4.4. Boundary Bargaining Between Adjacent Neighbors
Although each plot has eight potential adjacent neighbors, boundary bargaining is only conducted with the neighbors in the same rows and columns, having no boundary overlap between them. That is, no bargaining occurs between the neighbors on the diagonals and not in the same rows or columns. As a result, a plot has the potential to share the same area with neighbors on the diagonals, which means that the total plot area may exceed the total image area. For plots with layouts in straight rows and columns, this problem is negligible. However, for other plot layouts, this problem could be severe.
4.5. Limitations
Currently, GRID only provides two options, either 0 or 90 degrees, when choosing rows or columns as the major axis of the field plot layout. When rows are chosen as the major axis, the columns are defined as the minor axis, and vice versa. In contrast, the minor axis can be optimized or adjusted to any angle degree that matches the layout. This approach works for images with either rows or columns that align with either the vertical or horizontal direction of the image. For images that do not have such properties, users can crop the images to satisfy the requirement. In such cases, the area of interest will be partially removed if near image edges, especially if near the corners.

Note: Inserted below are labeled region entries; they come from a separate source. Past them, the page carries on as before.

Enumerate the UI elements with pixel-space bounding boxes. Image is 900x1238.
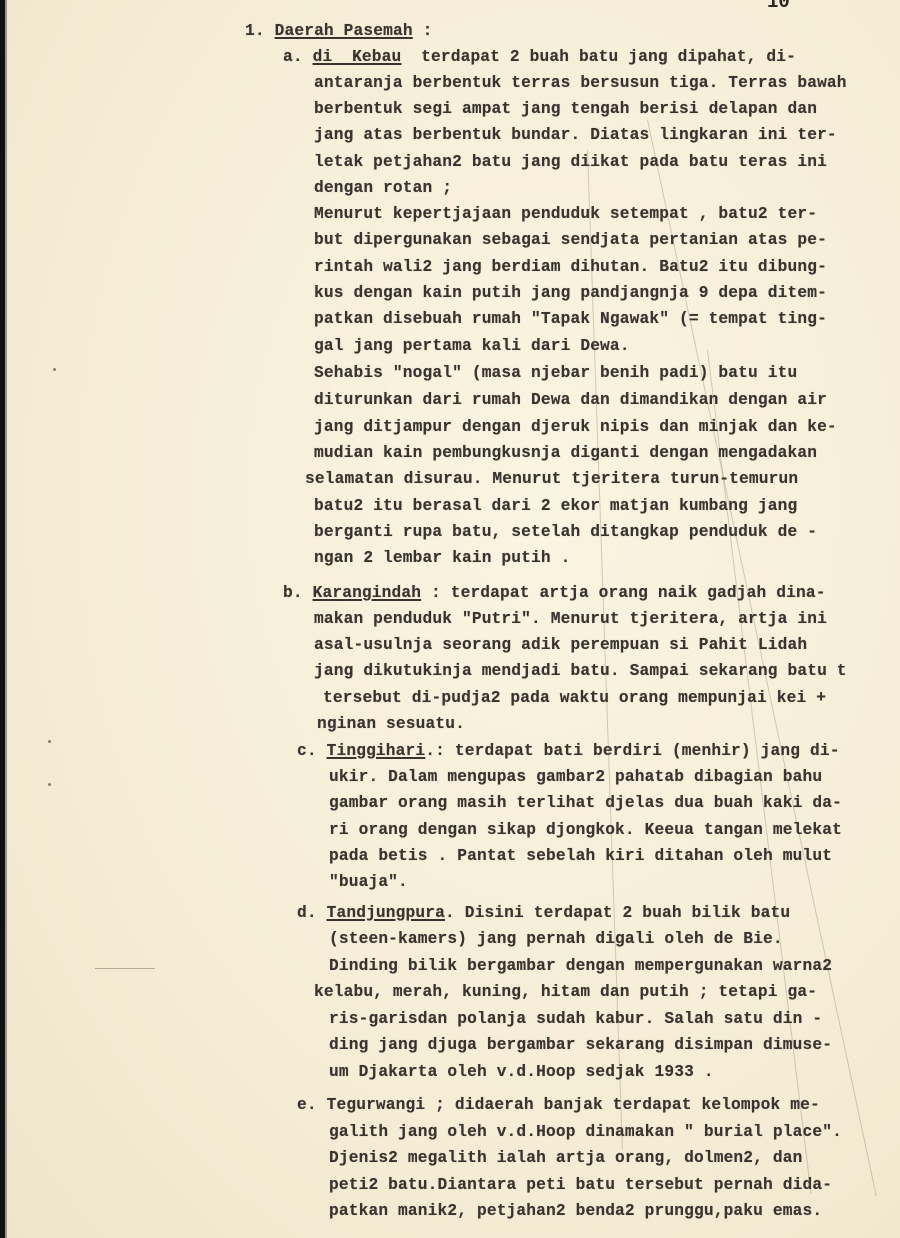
item-e-line: peti2 batu.Diantara peti batu tersebut p… (329, 1176, 832, 1194)
item-a-place: di Kebau (313, 48, 402, 66)
section-title: Daerah Pasemah (275, 22, 413, 40)
item-d-line: ding jang djuga bergambar sekarang disim… (329, 1036, 832, 1054)
item-d-line: ris-garisdan polanja sudah kabur. Salah … (329, 1010, 822, 1028)
paper-speck (48, 740, 51, 743)
item-c-first-line: c. Tinggihari.: terdapat bati berdiri (m… (297, 742, 840, 760)
item-e-place: Tegurwangi (327, 1096, 426, 1114)
item-c-letter: c. (297, 742, 317, 760)
item-a-line: berganti rupa batu, setelah ditangkap pe… (314, 523, 817, 541)
item-c-line: ukir. Dalam mengupas gambar2 pahatab dib… (329, 768, 822, 786)
item-a-line: patkan disebuah rumah "Tapak Ngawak" (= … (314, 310, 827, 328)
item-a-letter: a. (283, 48, 303, 66)
item-b-place: Karangindah (313, 584, 422, 602)
item-e-letter: e. (297, 1096, 317, 1114)
item-b-line: makan penduduk "Putri". Menurut tjeriter… (314, 610, 827, 628)
paper-speck (53, 368, 56, 371)
item-c-line: .: terdapat bati berdiri (menhir) jang d… (425, 742, 839, 760)
item-a-line: berbentuk segi ampat jang tengah berisi … (314, 100, 817, 118)
item-d-line: um Djakarta oleh v.d.Hoop sedjak 1933 . (329, 1063, 714, 1081)
item-a-line: antaranja berbentuk terras bersusun tiga… (314, 74, 847, 92)
item-a-line: rintah wali2 jang berdiam dihutan. Batu2… (314, 258, 827, 276)
item-a-line: Sehabis "nogal" (masa njebar benih padi)… (314, 364, 797, 382)
item-c-place: Tinggihari (327, 742, 426, 760)
item-c-line: pada betis . Pantat sebelah kiri ditahan… (329, 847, 832, 865)
item-a-line: kus dengan kain putih jang pandjangnja 9… (314, 284, 827, 302)
paper-speck (48, 783, 51, 786)
item-a-line: diturunkan dari rumah Dewa dan dimandika… (314, 391, 827, 409)
item-b-line: : terdapat artja orang naik gadjah dina- (421, 584, 825, 602)
scan-edge (0, 0, 7, 1238)
item-e-line: Djenis2 megalith ialah artja orang, dolm… (329, 1149, 802, 1167)
section-heading: 1. Daerah Pasemah : (245, 22, 432, 40)
item-d-first-line: d. Tandjungpura. Disini terdapat 2 buah … (297, 904, 790, 922)
item-b-line: jang dikutukinja mendjadi batu. Sampai s… (314, 662, 847, 680)
item-b-line: nginan sesuatu. (317, 715, 465, 733)
item-d-place: Tandjungpura (327, 904, 445, 922)
item-e-line: galith jang oleh v.d.Hoop dinamakan " bu… (329, 1123, 842, 1141)
item-d-line: (steen-kamers) jang pernah digali oleh d… (329, 930, 783, 948)
item-a-first-line: a. di Kebau terdapat 2 buah batu jang di… (283, 48, 796, 66)
page-number: 10 (767, 0, 790, 13)
item-e-first-line: e. Tegurwangi ; didaerah banjak terdapat… (297, 1096, 820, 1114)
item-a-line: letak petjahan2 batu jang diikat pada ba… (314, 153, 827, 171)
item-e-line: patkan manik2, petjahan2 benda2 prunggu,… (329, 1202, 822, 1220)
item-c-line: "buaja". (329, 873, 408, 891)
item-d-letter: d. (297, 904, 317, 922)
item-a-line: jang ditjampur dengan djeruk nipis dan m… (314, 418, 837, 436)
item-a-line: ngan 2 lembar kain putih . (314, 549, 570, 567)
item-a-line: mudian kain pembungkusnja diganti dengan… (314, 444, 817, 462)
item-a-line: terdapat 2 buah batu jang dipahat, di- (401, 48, 796, 66)
item-d-line: Dinding bilik bergambar dengan mempergun… (329, 957, 832, 975)
item-a-line: gal jang pertama kali dari Dewa. (314, 337, 630, 355)
item-a-line: but dipergunakan sebagai sendjata pertan… (314, 231, 827, 249)
section-marker: 1. (245, 22, 265, 40)
item-e-line: ; didaerah banjak terdapat kelompok me- (425, 1096, 820, 1114)
item-d-line: kelabu, merah, kuning, hitam dan putih ;… (314, 983, 817, 1001)
item-b-letter: b. (283, 584, 303, 602)
item-b-first-line: b. Karangindah : terdapat artja orang na… (283, 584, 826, 602)
item-a-line: jang atas berbentuk bundar. Diatas lingk… (314, 126, 837, 144)
item-b-line: asal-usulnja seorang adik perempuan si P… (314, 636, 807, 654)
section-title-suffix: : (413, 22, 433, 40)
document-page: 10 1. Daerah Pasemah : a. di Kebau terda… (7, 0, 900, 1238)
item-a-line: dengan rotan ; (314, 179, 452, 197)
paper-crease (647, 120, 877, 1196)
item-a-line: Menurut kepertjajaan penduduk setempat ,… (314, 205, 817, 223)
item-d-line: . Disini terdapat 2 buah bilik batu (445, 904, 790, 922)
paper-mark (95, 968, 155, 969)
item-c-line: gambar orang masih terlihat djelas dua b… (329, 794, 842, 812)
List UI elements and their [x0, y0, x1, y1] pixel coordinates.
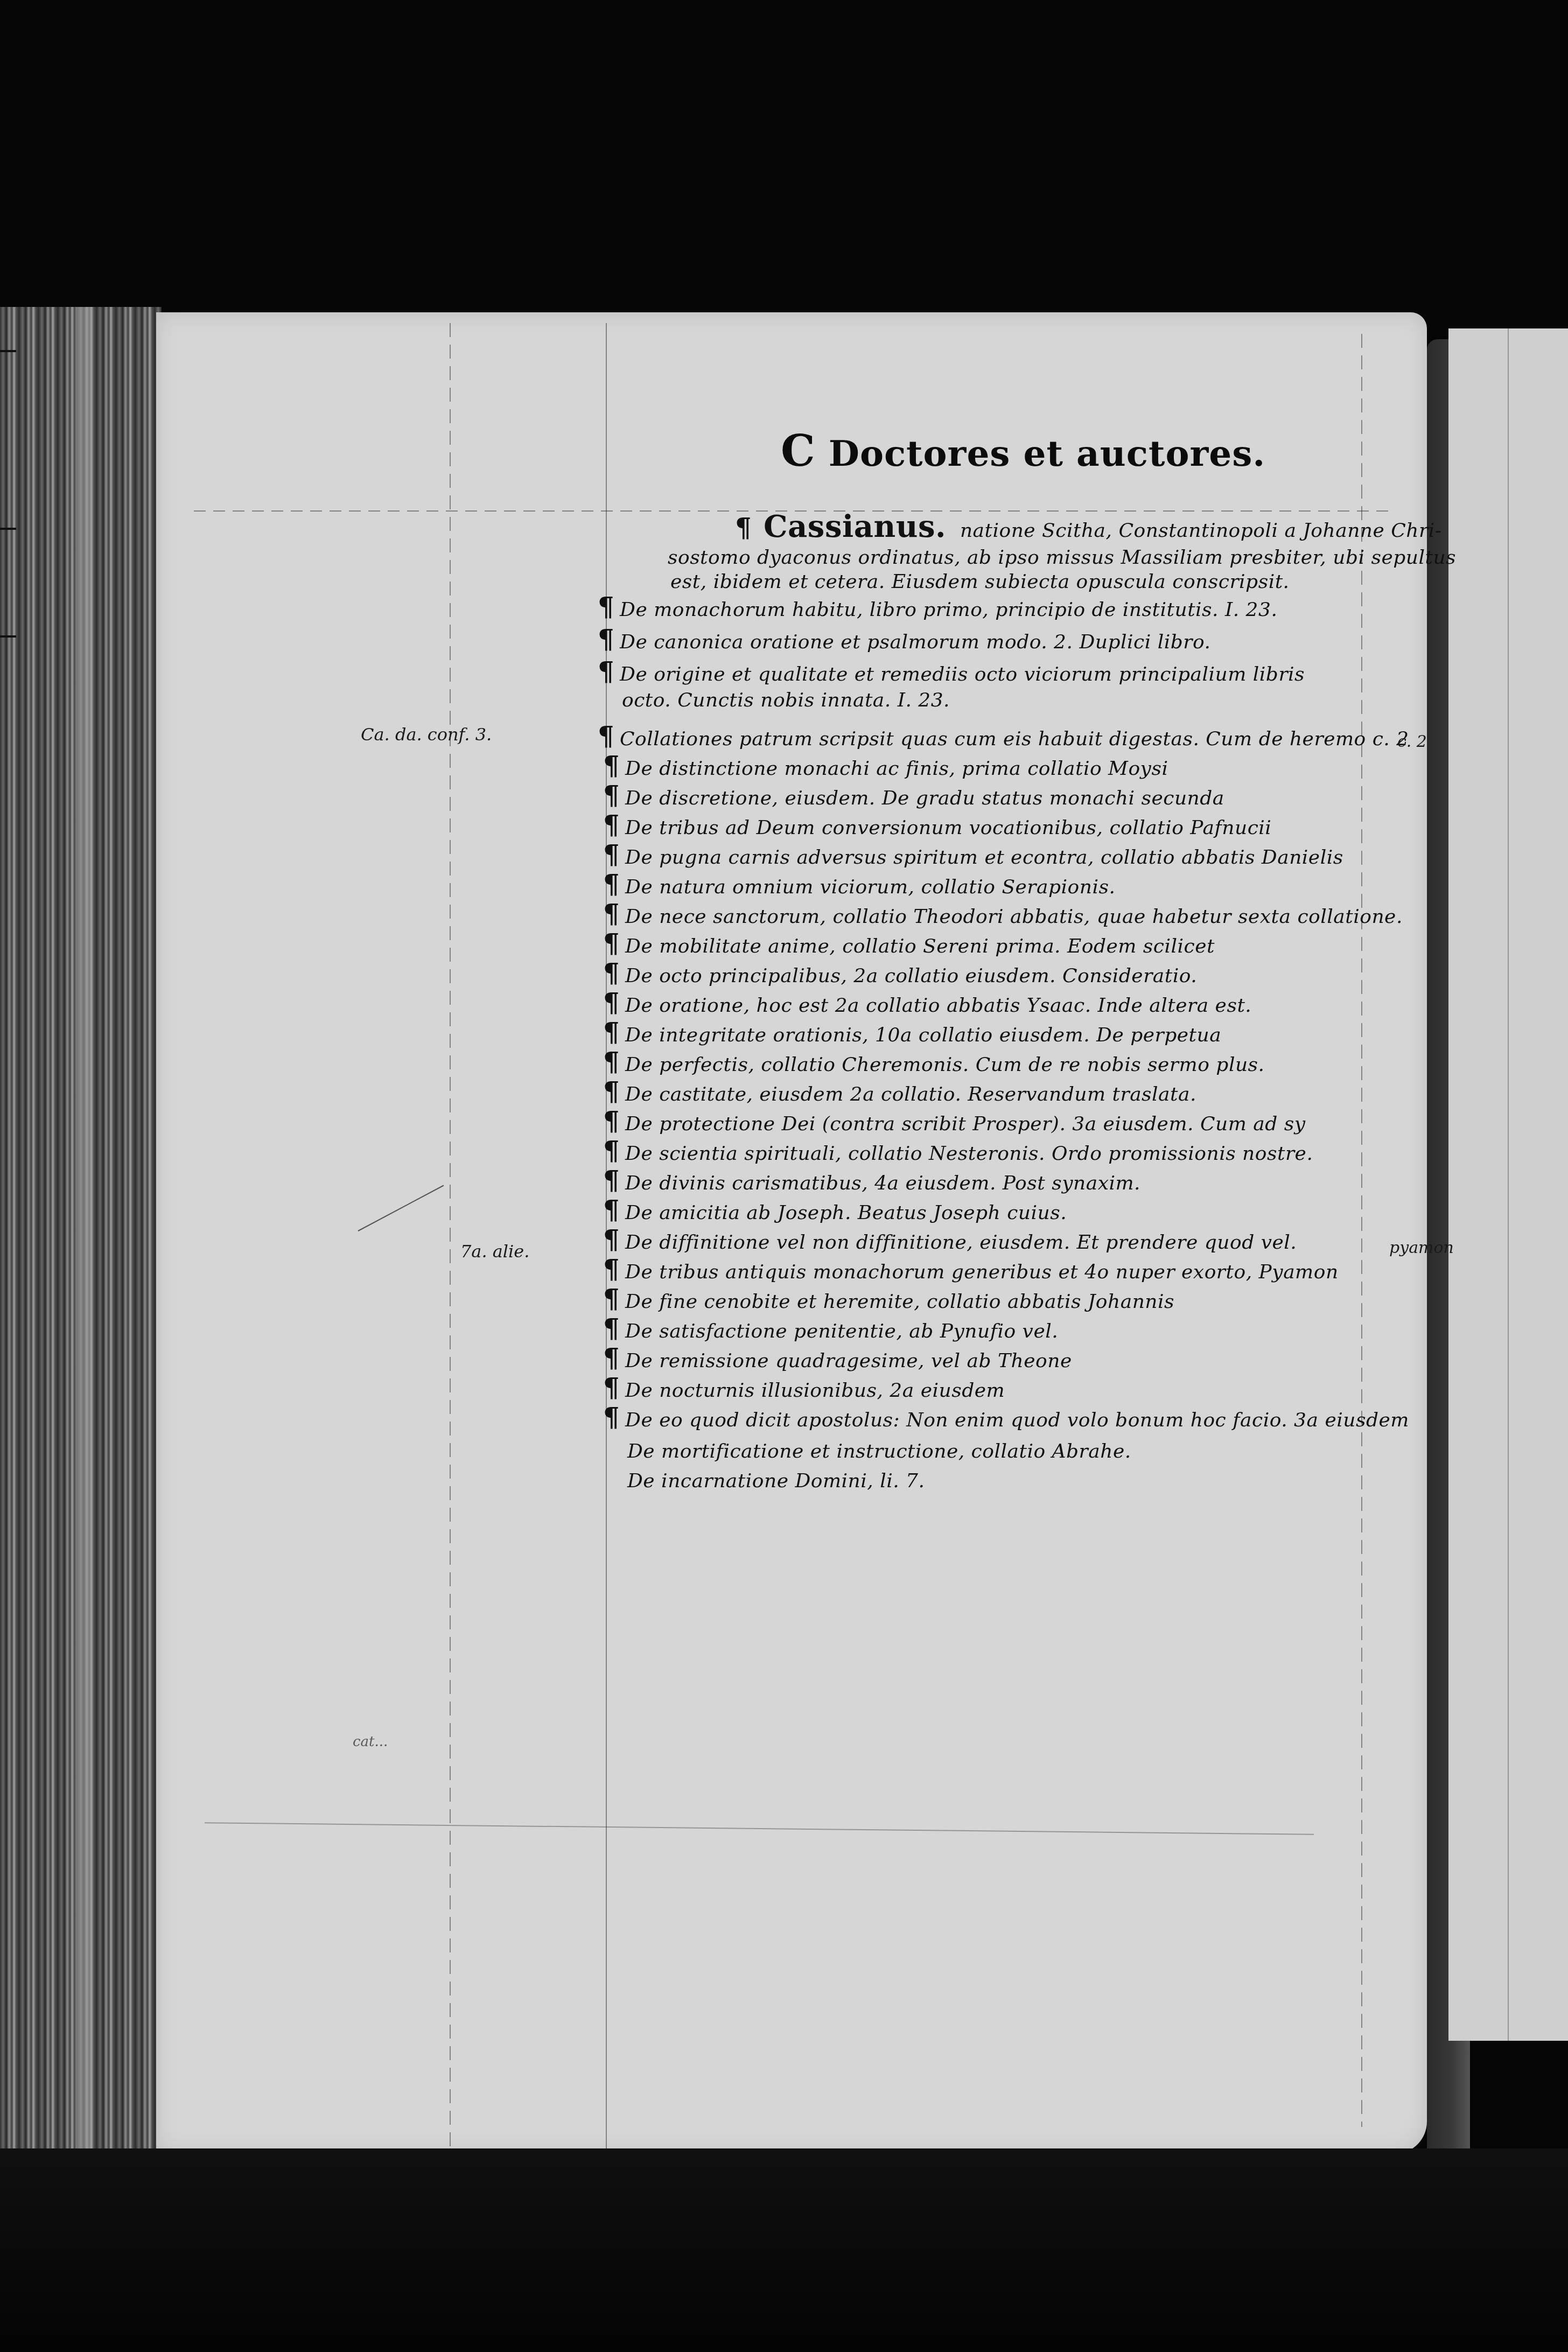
- list-item: ¶De scientia spirituali, collatio Nester…: [603, 1136, 1313, 1166]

GRID assumes the first three channels are the visible channels (RGB) and uses their average to control shade and noise. Thus, this assumption is invalidated for some multispectral images that capture other wavelengths. This assumption can also cause problems for calculating vegetation indices. GRID does not allow users the flexibility to define the channels and derive the vegetation indices accordingly. Users must arrange the channels based on the assumption of GRID. Otherwise, the adjustments on shade and noise should be conducted with caution. The output of vegetation indices should be interpreted accordingly or calculated from the values of channels.
Certain situations make it difficult for GRID to select POI or to segment. One situation that affects the selection of POI is a field filled with weeds that look very similar to the crop of interest. In many cases, weeds are distinguishable from crops so that weeds can be assigned to a cluster different from crops. Consequently, weeds are considered as background and will not affect layout detection and boundary determination. However, if weeds are nearly identical to the vegetation of interest for all channels, including RGB and other multispectral channels, GRID is unable to accurately select POI. Another situation that affects the segmentation is a field that contains a significant number of missing plots or a field layout of plots that is barely visible to human eyes. In these cases, GRID will have problems detecting the layouts automatically. Users must manually conduct the segmentation by defining the number of rows and columns.
GRID uses a pixel as the unit in its outputs, including the area of vegetation. Results from different images are comparable only if they have the same resolution. To compare images with different resolutions, users have to set reference objects in each image and transform the original GRID outputs accordingly.